La réunion du comité de pilotage du projet ChemObs (Observatoire pour les Produits Chimiques) s'est achevée le 25 mars. Pendant 2 jours, le comité a planché sur l'avenir du projet de l'observatoire intégré santé-environnement et renforcement du cadre juridique et institutionnel pour une gestion saine des produits chimiques en Afrique (ChemObs Gabon).

La feuille de route adoptée par le comité va permettre aux coordonnateurs environnement et santé d'implémenter les activités prévues à cet effet. Son exécution est d'autant attendue que le comité régional a validé le plan de travail annuel (PTA). La visite de l'un des sites, à savoir celui de Nkok, prévu pour recevoir les installations devant permettre de démarrer leur traitement, a aussi été programmée. 

Les parties prenantes ont aussi jugé nécessaire d'élaborer une fiche de suivi des produits chimiques depuis leur entrée au Gabon, jusqu'à leur élimination. « En tant que partenaire de l'OMS, les Ministères en charge de l'Environnement et de la santé ne ménageront aucun effort pour faciliter l'exécution de la feuille de route, avec le but ultime de permettre l'installation de l'observatoire d'ici la fin de l'année », a-t-on indiqué.
 
Dans son allocution, le Directeur Général Adjoint de l'Environnement et de la Protection de la Nature, Delphin Mapaga a remercié l'OMS en tant qu'agence d'exécution pour tous les efforts consentis afin que ce projet aboutisse. Il a également remercié les plus hautes autorités de la République, en tête desquelles le Chef de l'Etat, dont le projet rentre en droite ligne avec sa vision de faire du Gabon un pays propre en matière d'environnement.

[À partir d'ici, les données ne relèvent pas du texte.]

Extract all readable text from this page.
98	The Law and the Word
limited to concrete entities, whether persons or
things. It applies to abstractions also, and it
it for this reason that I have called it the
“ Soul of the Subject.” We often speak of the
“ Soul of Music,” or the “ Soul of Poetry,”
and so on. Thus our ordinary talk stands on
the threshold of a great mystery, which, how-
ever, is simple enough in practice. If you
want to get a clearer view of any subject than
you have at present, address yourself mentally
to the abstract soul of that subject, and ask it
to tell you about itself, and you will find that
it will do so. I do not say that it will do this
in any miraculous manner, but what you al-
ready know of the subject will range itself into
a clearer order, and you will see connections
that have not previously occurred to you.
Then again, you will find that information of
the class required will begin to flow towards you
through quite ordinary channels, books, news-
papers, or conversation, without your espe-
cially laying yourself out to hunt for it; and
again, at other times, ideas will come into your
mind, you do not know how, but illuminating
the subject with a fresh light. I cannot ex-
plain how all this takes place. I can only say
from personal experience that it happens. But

Alors que la tendance mondiale indique un déplacement de la production et de l’utilisation des produits chimiques des pays développés vers les pays en développement, le secteur chimique en Afrique est amené à jouer un rôle de plus en plus important dans de nombreux pays du continent, dont le Gabon. La plupart des pays africains ont vu leur production industrielle et agricole s’intensifier, accompagnée d’un recours conséquent aux intrants chimiques. 

Des produits chimiques industriels dangereux tels que les polluants organiques persistants (POP), les pesticides, l’arsenic, le cadmium, le plomb et le mercure continuent d’être utilisés et sont rejetés directement dans le sol, l’air et l’eau, avec des conséquences majeures sur l’environnement et la santé des populations. D’où l’importance du projet ChemObs.